Lonely, he succumbs to the blandishments of Stella. For a while, their married life is happy, and a baby girl is born. Stella, however, never rises to Stephen's social level. She dresses gaudily, her ideas and tastes are crude, and her boon companion is a horseman of the coarse type. Stephen finally leaves her but agrees she can keep their child, Laurel.

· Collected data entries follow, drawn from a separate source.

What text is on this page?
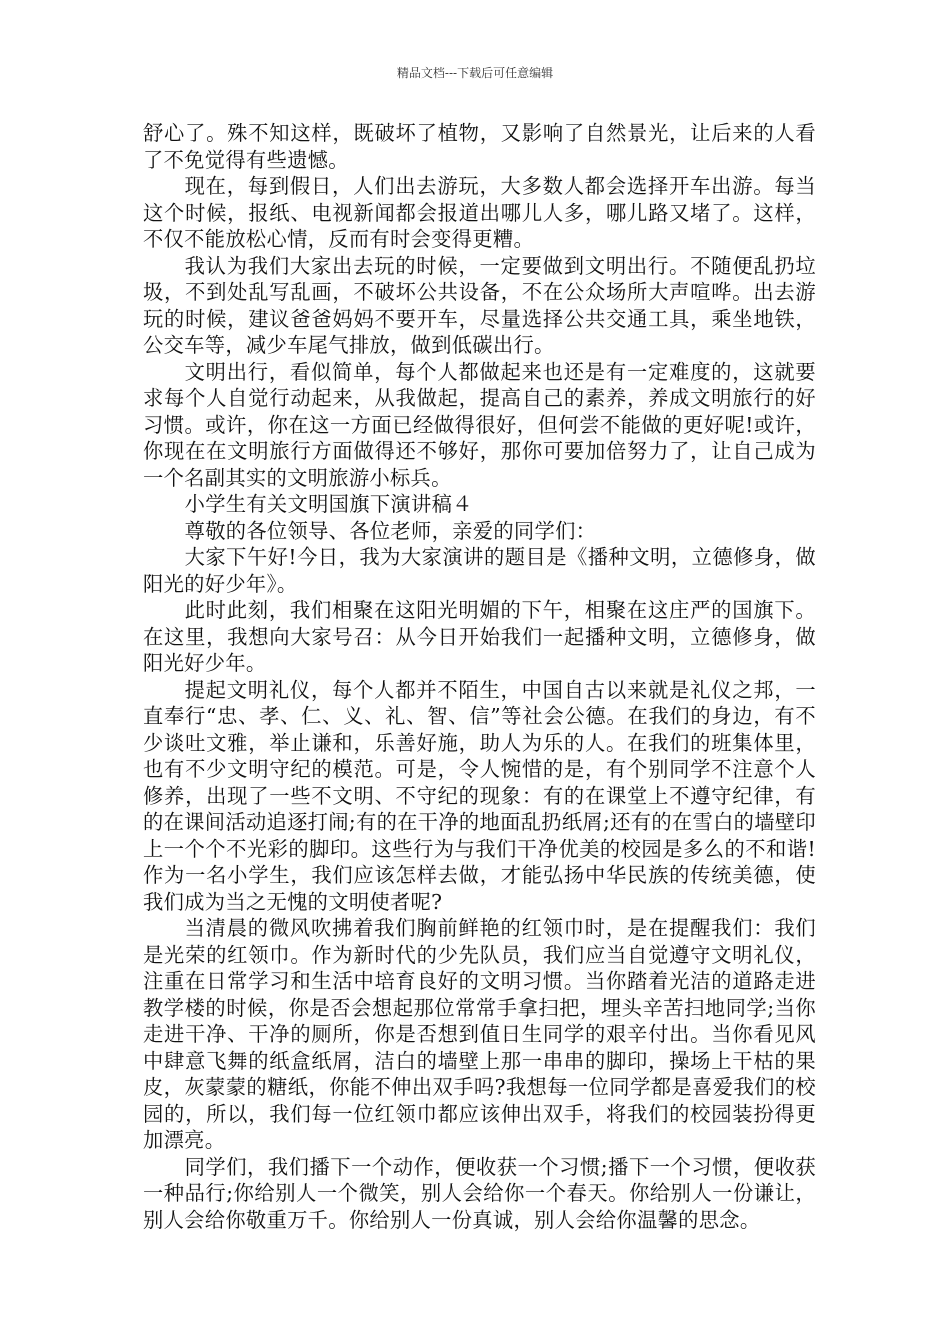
精品文档---下载后可任意编辑

舒心了。殊不知这样，既破坏了植物，又影响了自然景光，让后来的人看了不免觉得有些遗憾。

现在，每到假日，人们出去游玩，大多数人都会选择开车出游。每当这个时候，报纸、电视新闻都会报道出哪儿人多，哪儿路又堵了。这样，不仅不能放松心情，反而有时会变得更糟。

我认为我们大家出去玩的时候，一定要做到文明出行。不随便乱扔垃圾，不到处乱写乱画，不破坏公共设备，不在公众场所大声喧哗。出去游玩的时候，建议爸爸妈妈不要开车，尽量选择公共交通工具，乘坐地铁，公交车等，减少车尾气排放，做到低碳出行。

文明出行，看似简单，每个人都做起来也还是有一定难度的，这就要求每个人自觉行动起来，从我做起，提高自己的素养，养成文明旅行的好习惯。或许，你在这一方面已经做得很好，但何尝不能做的更好呢!或许，你现在在文明旅行方面做得还不够好，那你可要加倍努力了，让自己成为一个名副其实的文明旅游小标兵。

小学生有关文明国旗下演讲稿４

尊敬的各位领导、各位老师，亲爱的同学们：

大家下午好!今日，我为大家演讲的题目是《播种文明，立德修身，做阳光的好少年》。

此时此刻，我们相聚在这阳光明媚的下午，相聚在这庄严的国旗下。在这里，我想向大家号召：从今日开始我们一起播种文明，立德修身，做阳光好少年。

提起文明礼仪，每个人都并不陌生，中国自古以来就是礼仪之邦，一直奉行“忠、孝、仁、义、礼、智、信”等社会公德。在我们的身边，有不少谈吐文雅，举止谦和，乐善好施，助人为乐的人。在我们的班集体里，也有不少文明守纪的模范。可是，令人惋惜的是，有个别同学不注意个人修养，出现了一些不文明、不守纪的现象：有的在课堂上不遵守纪律，有的在课间活动追逐打闹;有的在干净的地面乱扔纸屑;还有的在雪白的墙壁印上一个个不光彩的脚印。这些行为与我们干净优美的校园是多么的不和谐!作为一名小学生，我们应该怎样去做，才能弘扬中华民族的传统美德，使我们成为当之无愧的文明使者呢?

当清晨的微风吹拂着我们胸前鲜艳的红领巾时，是在提醒我们：我们是光荣的红领巾。作为新时代的少先队员，我们应当自觉遵守文明礼仪，注重在日常学习和生活中培育良好的文明习惯。当你踏着光洁的道路走进教学楼的时候，你是否会想起那位常常手拿扫把，埋头辛苦扫地同学;当你走进干净、干净的厕所，你是否想到值日生同学的艰辛付出。当你看见风中肆意飞舞的纸盒纸屑，洁白的墙壁上那一串串的脚印，操场上干枯的果皮，灰蒙蒙的糖纸，你能不伸出双手吗?我想每一位同学都是喜爱我们的校园的，所以，我们每一位红领巾都应该伸出双手，将我们的校园装扮得更加漂亮。

同学们，我们播下一个动作，便收获一个习惯;播下一个习惯，便收获一种品行;你给别人一个微笑，别人会给你一个春天。你给别人一份谦让，别人会给你敬重万千。你给别人一份真诚，别人会给你温馨的思念。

Years pass. Laurel grows up. Stella comes to the realization that she is a drag on Laurel who takes after her father. Stifling her pride she agrees to a divorce so that Stephen can marry Helen, now a widow, to provide Laurel with a proper home and "mother," but Laurel refuses to leave her own mother. Stella, deciding that no sacrifice is too great for her daughter's happiness, hunts for her friend Ed, now a drunkard, and tells Laurel she is going to marry him. She sends her to visit her father and claims that she and Ed are going away for a year.

Laurel resumes her romance with a fine young fellow and marries him, and Stella in the rain outside watches the ceremony and leaves weeping but happy that her sacrifice has not been in vain.